A professional colleague once told me that every time he polishes the teeth of a male smoker over 60 years old, he almost expects the patient’s visit to be the last one. He feels that such a patient may very well die from cancer, sooner rather than later.

The distressing news for inveterate smokers is that in many respects, they are no different from cocaine or marijuana users since it has been established that this practice is not a habit as was formerly believed, but really an addiction complete with the inherent physical and psychological dependence. Among numerous hazards are oral cancer, rampant caries, gingivitis, stomatitis, (infection of the lining of the mouth) and staining of the teeth.
Statistics show that only three percent of all mouth cancers occur in persons who have never smoked, while those who chew tobacco have the highest chance of dying from the disease.

The tongue is by far the most common area affected. Most often, oral cancer appears as a chronic, painful sore or ulcer, which had developed from a white patch. The deeper in the mouth it is found, the faster it may kill the victim. In other words, cancer on the soft palate is far more dangerous than one located on the lip.

The prevalence of mouth cancers increases with age, with 98 percent of over 40 year-old cases. Of particular interest is the fact that there is a significant increase in the incidence in combination with alcohol. In fact, recent studies indicate that even beer and wine could cause oral cancer, especially when consumed by inveterate cigarette smokers.

Can oral cancer be prevented? To a great extent, yes. Regular mouth and throat examinations can detect the condition at its earliest, most curable stage. Survival rates are around 75 percent if detected then. On the other hand, without periodic examinations and tests by your dentist, risks the increase and survival rates decrease. A diet rich in vitamins A and C, moderation or abstention from tobacco and alcohol constitutes modes of prevention. Progressively decreasing the number of cigarettes smoked daily is the recommended method to get rid of the addiction.

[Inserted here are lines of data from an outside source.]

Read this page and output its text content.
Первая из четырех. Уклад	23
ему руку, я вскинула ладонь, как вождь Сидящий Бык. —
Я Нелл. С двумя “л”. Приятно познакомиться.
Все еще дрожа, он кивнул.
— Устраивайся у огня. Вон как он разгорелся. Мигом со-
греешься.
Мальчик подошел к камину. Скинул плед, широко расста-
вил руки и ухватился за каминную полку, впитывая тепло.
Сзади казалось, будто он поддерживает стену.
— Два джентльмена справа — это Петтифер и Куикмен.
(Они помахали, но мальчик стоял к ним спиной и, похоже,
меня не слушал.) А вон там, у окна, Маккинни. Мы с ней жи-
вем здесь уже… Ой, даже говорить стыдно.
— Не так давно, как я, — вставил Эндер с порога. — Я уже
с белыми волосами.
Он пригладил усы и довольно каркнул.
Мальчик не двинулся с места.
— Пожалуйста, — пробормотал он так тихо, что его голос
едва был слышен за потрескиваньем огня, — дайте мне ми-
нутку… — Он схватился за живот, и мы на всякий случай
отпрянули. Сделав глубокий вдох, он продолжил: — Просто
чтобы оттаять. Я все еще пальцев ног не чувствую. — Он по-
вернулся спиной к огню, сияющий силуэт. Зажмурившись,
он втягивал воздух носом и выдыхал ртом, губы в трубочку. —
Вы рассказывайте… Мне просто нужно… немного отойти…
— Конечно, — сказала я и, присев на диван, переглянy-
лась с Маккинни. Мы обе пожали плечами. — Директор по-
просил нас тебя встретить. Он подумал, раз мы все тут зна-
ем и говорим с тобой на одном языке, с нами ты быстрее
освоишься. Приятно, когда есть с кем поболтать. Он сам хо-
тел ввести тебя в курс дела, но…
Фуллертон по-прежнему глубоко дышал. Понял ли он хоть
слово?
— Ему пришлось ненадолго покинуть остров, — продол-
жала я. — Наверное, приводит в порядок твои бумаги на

In addition to over 300 other poisons, smoke from the cigarette contains nicotine and condensate (tar), which deposit on the tooth’s surface, leaving a dark brown to black over some time. Because the enamel has tiny pores, the nicotine eventually penetrates into the tooth’s body, thus virtually incorporating itself in the dentin structure. Polishing cannot even remove it and the teeth, therefore, become permanently stained.

Destabilization of the integrity of various tissues in the mouth as a result of the constantly pervading heat and chemical-laden tobacco smoke, leads to many local and systemic inflammatory conditions. The destruction of the cilia, which functions by sweeping dust particles down the gullet from nasal lining and throat, results in the chronic smokers cough.

Health care workers’ awareness of tobacco issues may vary from just mentioning to their patients that smoking cessation will contribute to the general state of good health to routine offers of advice and written material on quitting the tobacco habit. More formal assistance may include delivery of cessation programmes in small groups or on a one-to-one basis in a clinical setting. It is important to note that even less intensive interventions may have an important impact on public health.